While changes to the original proposals include an extra £2.7m grant to compensate for higher rates relief, areas such as increased homelessness, families and insurance reserve spending have helped contribute to a £5m swell in estimated costs.
A report, set to go before the authority’s executive board next week, states: “Since the initial budget proposals were received at executive board in January 2020 there have been a number of changes to the 2020/21 budget submission which now reflects the provisional Local Government Finance Settlement and other variations that have emerged.”
The initial proposals, published in December 2019 and agreed by the executive board the following month, identified that more than £10m of the savings would have come from its Adults and Health budget, while the communities and environment; and city development budgets would have seen cuts of £4.78 million and £3.11 million respectively.
The revised figures show cuts of £13.61m in Adults and Health, £4.79m in Communities and Environment and £3.18m in City Development.
Leader of Leeds City Council Councillor Judith Blake said: “More tough choices with further significant savings needing to be made. Our approach remains unchanged, with a commitment to protecting front-line services and investing in support for our communities and especially our most vulnerable young people, families and adults.
“Despite these ongoing challenges, we will keep doing everything we can to tackle poverty and inequality, as well as promoting opportunities for all as a compassionate city with a strong economy. We will also continue to work alongside our partners to lobby government for the resources we need and for clear decisions over future funding beyond this year.
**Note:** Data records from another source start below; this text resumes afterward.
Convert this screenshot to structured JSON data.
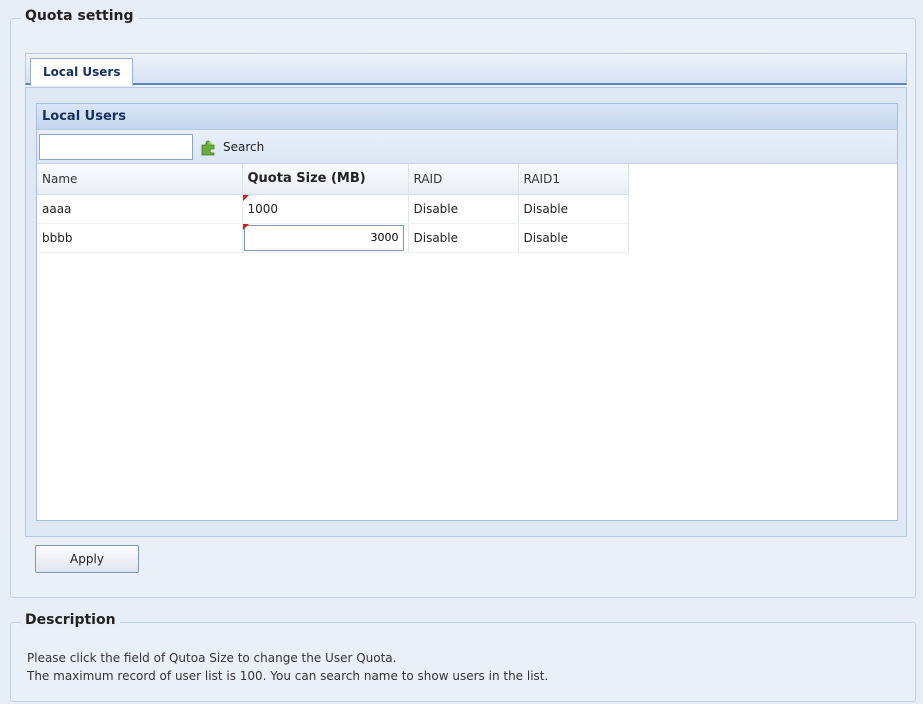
{
  "quota_section": {
    "title": "Quota setting"
  },
  "tabs": [
    {
      "label": "Local Users"
    }
  ],
  "panel": {
    "title": "Local Users"
  },
  "search": {
    "placeholder": "",
    "value": "",
    "button_label": "Search"
  },
  "table": {
    "columns": [
      "Name",
      "Quota Size (MB)",
      "RAID",
      "RAID1"
    ],
    "rows": [
      {
        "name": "aaaa",
        "quota": "1000",
        "raid": "Disable",
        "raid1": "Disable",
        "quota_modified": true
      },
      {
        "name": "bbbb",
        "quota": "3000",
        "raid": "Disable",
        "raid1": "Disable",
        "quota_editing": true
      }
    ]
  },
  "actions": {
    "apply_label": "Apply"
  },
  "description": {
    "title": "Description",
    "lines": [
      "Please click the field of Qutoa Size to change the User Quota.",
      "The maximum record of user list is 100. You can search name to show users in the list."
    ]
  },
  "colors": {
    "background": "#e8eef7",
    "panel_header": "#c4d6ee",
    "dirty_marker": "#d02020"
  },
  "icons": {
    "search": "search-puzzle-icon"
  }
}
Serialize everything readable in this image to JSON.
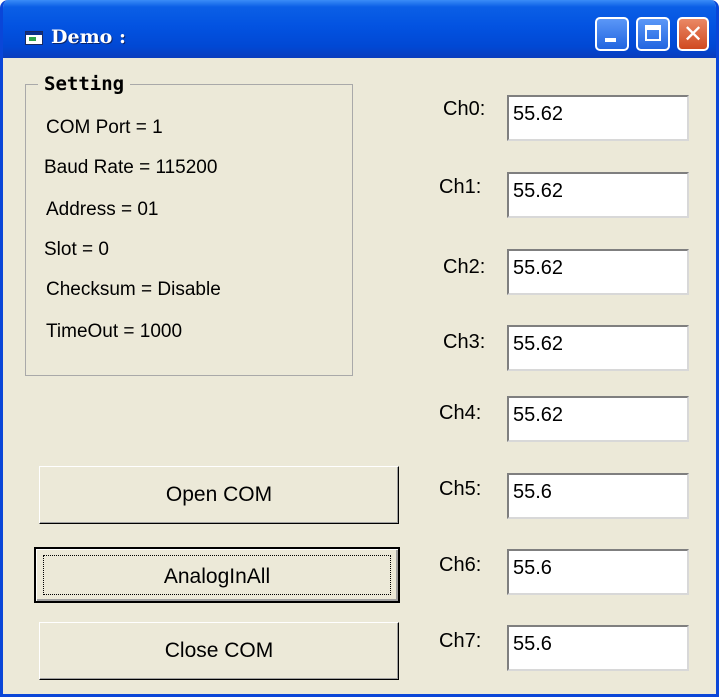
{
  "window": {
    "title": "Demo :"
  },
  "settings": {
    "legend": "Setting",
    "items": [
      "COM Port = 1",
      "Baud Rate = 115200",
      "Address = 01",
      "Slot = 0",
      "Checksum = Disable",
      "TimeOut = 1000"
    ]
  },
  "buttons": {
    "open": "Open COM",
    "analog": "AnalogInAll",
    "close": "Close COM"
  },
  "channels": [
    {
      "label": "Ch0:",
      "value": "55.62"
    },
    {
      "label": "Ch1:",
      "value": "55.62"
    },
    {
      "label": "Ch2:",
      "value": "55.62"
    },
    {
      "label": "Ch3:",
      "value": "55.62"
    },
    {
      "label": "Ch4:",
      "value": "55.62"
    },
    {
      "label": "Ch5:",
      "value": "55.6"
    },
    {
      "label": "Ch6:",
      "value": "55.6"
    },
    {
      "label": "Ch7:",
      "value": "55.6"
    }
  ],
  "icons": {
    "app": "app-window-icon",
    "minimize": "minimize-icon",
    "maximize": "maximize-icon",
    "close": "close-icon"
  }
}
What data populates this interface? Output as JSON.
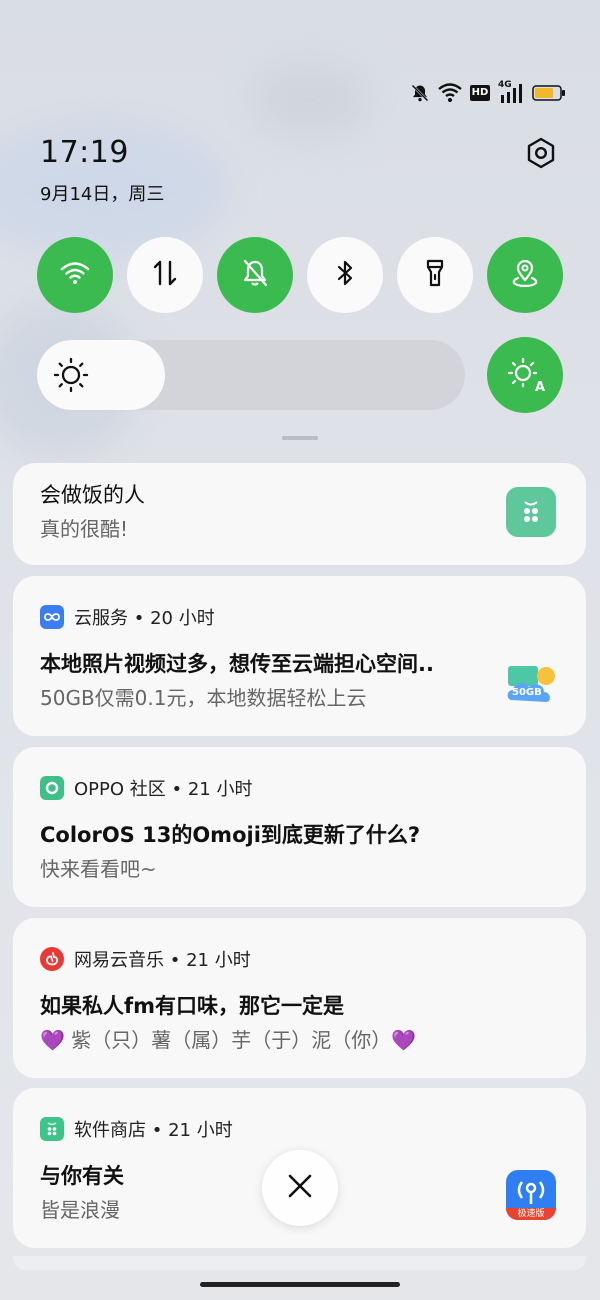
{
  "status": {
    "network": "4G",
    "hd": "HD",
    "icons": [
      "bell-off-icon",
      "wifi-icon",
      "hd-icon",
      "signal-icon",
      "battery-icon"
    ]
  },
  "clock": {
    "time": "17:19",
    "date": "9月14日，周三"
  },
  "quick_tiles": [
    {
      "name": "wifi",
      "icon": "wifi-icon",
      "on": true
    },
    {
      "name": "mobile-data",
      "icon": "data-arrows-icon",
      "on": false
    },
    {
      "name": "silent",
      "icon": "bell-off-icon",
      "on": true
    },
    {
      "name": "bluetooth",
      "icon": "bluetooth-icon",
      "on": false
    },
    {
      "name": "flashlight",
      "icon": "flashlight-icon",
      "on": false
    },
    {
      "name": "location",
      "icon": "location-icon",
      "on": true
    }
  ],
  "brightness": {
    "level": 0.3,
    "auto_label": "A"
  },
  "colors": {
    "accent_green": "#3bbb4f",
    "card_bg": "#f8f8f8"
  },
  "notifications": [
    {
      "title": "会做饭的人",
      "body": "真的很酷!"
    },
    {
      "app": "云服务",
      "time": "20 小时",
      "title": "本地照片视频过多，想传至云端担心空间..",
      "body": "50GB仅需0.1元，本地数据轻松上云",
      "thumb_text": "50GB"
    },
    {
      "app": "OPPO 社区",
      "time": "21 小时",
      "title": "ColorOS 13的Omoji到底更新了什么?",
      "body": "快来看看吧~"
    },
    {
      "app": "网易云音乐",
      "time": "21 小时",
      "title": "如果私人fm有口味，那它一定是",
      "body": "💜 紫（只）薯（属）芋（于）泥（你）💜"
    },
    {
      "app": "软件商店",
      "time": "21 小时",
      "title": "与你有关",
      "body": "皆是浪漫",
      "thumb_text": "极速版"
    }
  ],
  "separator": " • "
}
“Tackling the climate emergency is a significant priority for us and needs to run through everything the council does as we strive to make Leeds a carbon-neutral city.”
Members of the executive board are expected to vote on the budget before it goes before a full Leeds City Council meeting at the end of the month.
A section of the council report listed increased costs, which have led to changes to the initial proposals.
It claims changes to the government’s funding settlement is £100,000 lower than the figure in the initial proposals.
It added that the contribution of business rates to the revenue charge is down £900,000 from where it was expected, due to an increase in rates relief. However, it added a grant of £2.7m from government would cover this.
It added an increase in the business rates levy of £200,000, as well as an extra contribution of £2.2m to the authority’s insurance reserve.
And, despite an additional increase of £1.1 of section 278 income (money charged from developers to improve roads), the level of homelessness reduction grant will increase by £300,000.
It also made allowances for an increase in additional rough sleepers and rapid rehousing funding of £350,000, while the children and families directorate will receive £1.6m of additional strengthening families grant in 2020/21.